Monday 12 September 2011

Al-Rahma Mosque

The Al-Rahma Mosque (Arabic: مسجد الرحمة‎) is a Mosque located on Hatherley Street in Toxteth, Liverpool, England, and can accommodate between 2,000 and 2,500 people and serves as the main place of worship and focus point for Liverpool's 25,000 strong Muslim community. The Al-Rahma Mosque is currently the largest of Liverpool's three mosques, followed by the Penny Lane mosque and a proposed mosque and Muslim centre on the former Anfield Community Comprehensive School site.
The current building is used primarily by the city's sizeable Arab and Somali populations whom constitute the vast majority of Liverpool's 25,000 strong Muslim community., At the mosque there are daily prayers as well as Jumu'ah on Fridays, and the mosque also provides free meals, and its services include a day centre for the elderly, children’s sporting clubs, and weekend Arabic lessons.
Architecture and History
The first ever mosque in England was built in Liverpool; it was opened at 8 Brougham Terrace by a solicitor and Muslim convert William Abdullah Quilliam on 25 December 1889 and the mosque he constructed was maintained until 1908. That mosque has recently been refurbished by the Muslim Enterprise Development Service and is now called the Abdullah Quilliam Society.
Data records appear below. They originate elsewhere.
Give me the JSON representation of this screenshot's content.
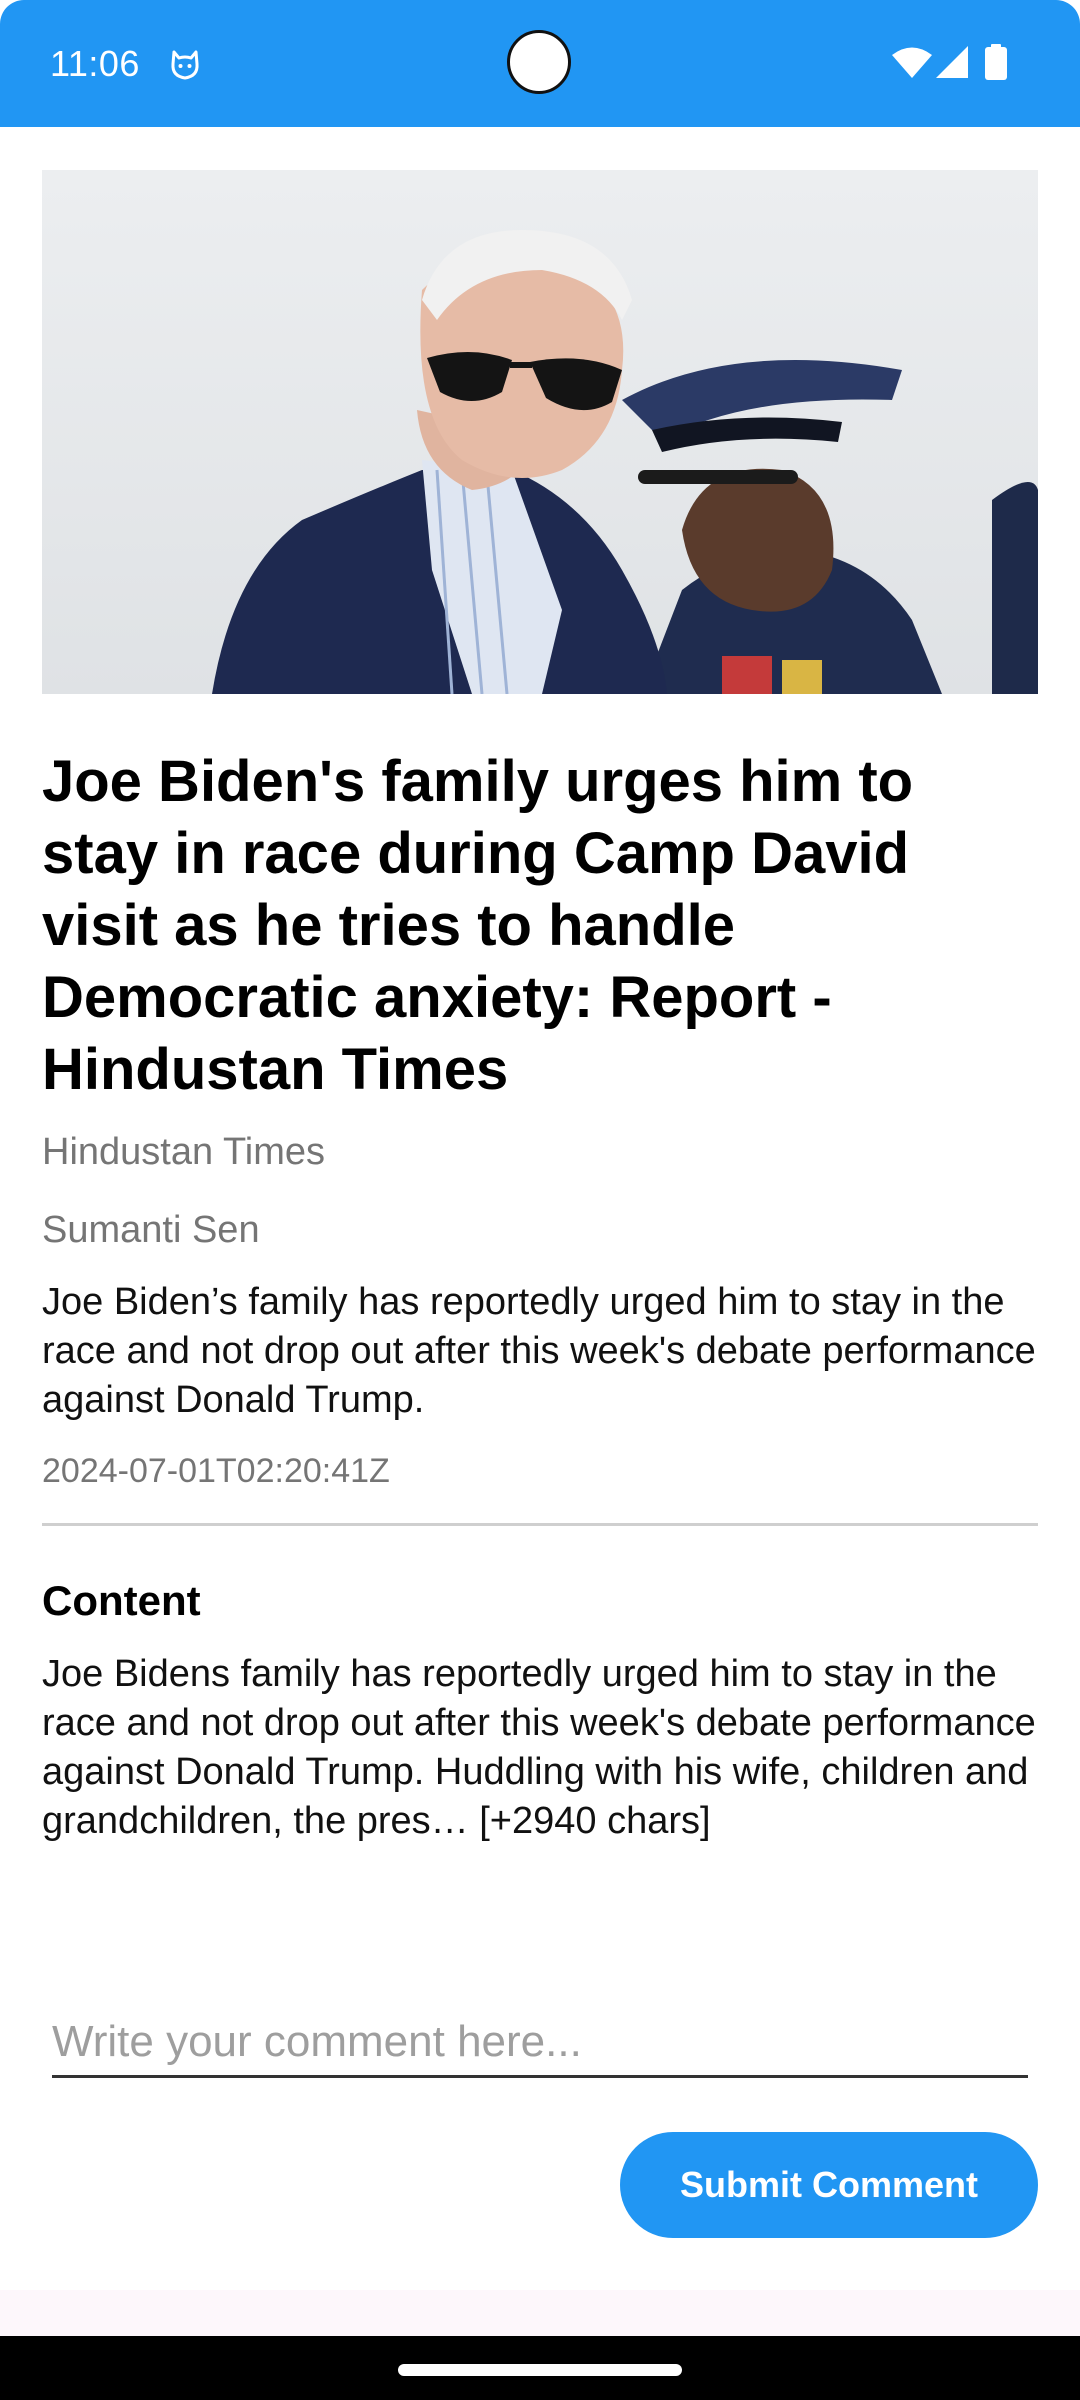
{
  "status_bar": {
    "time": "11:06",
    "color": "#2196F3",
    "icons": [
      "cat-notification-icon",
      "wifi-icon",
      "signal-icon",
      "battery-icon"
    ]
  },
  "article": {
    "image_alt": "Joe Biden with military officer",
    "title": "Joe Biden's family urges him to stay in race during Camp David visit as he tries to handle Democratic anxiety: Report - Hindustan Times",
    "source": "Hindustan Times",
    "author": "Sumanti Sen",
    "description": "Joe Biden’s family has reportedly urged him to stay in the race and not drop out after this week's debate performance against Donald Trump.",
    "published_at": "2024-07-01T02:20:41Z"
  },
  "content_section": {
    "heading": "Content",
    "body": "Joe Bidens family has reportedly urged him to stay in the race and not drop out after this week's debate performance against Donald Trump. Huddling with his wife, children and grandchildren, the pres… [+2940 chars]"
  },
  "comment": {
    "value": "",
    "placeholder": "Write your comment here..."
  },
  "submit_button": {
    "label": "Submit Comment",
    "color": "#2196F3"
  }
}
The Liverpool Muslim Society was set up in 1953, by the late Al-Haj Ali Hizzam, a member of Liverpool's Muslim Community, when it operated from a room in his house. The society was determined to build a place of worship to meet the spiritual needs of Liverpool's small population of about 3000 Muslims which was ever expanding. The Muslim community had been without a mosque since the mosque William Abdullah Quilliam had constructed was closed in 1908, So In 1965 the construction of the Al-Rahma mosque started, with extensions to accommodate the ever expanding community, with the main prayer hall being completed in July 1974. During the Mosque's construction, on Fridays and Muslim festivals, the Pakistan Centre opposite and the car park was used as a temporary prayer space whilst the building was being completed. The first small floor, the madrassah and the imam’s accommodation was added in 1979.
The current three-storey mosque is much more traditional in appearance with a golden dome and crescent on top, It opened in 2008 during Liverpool's tenure as European Capital of Culture.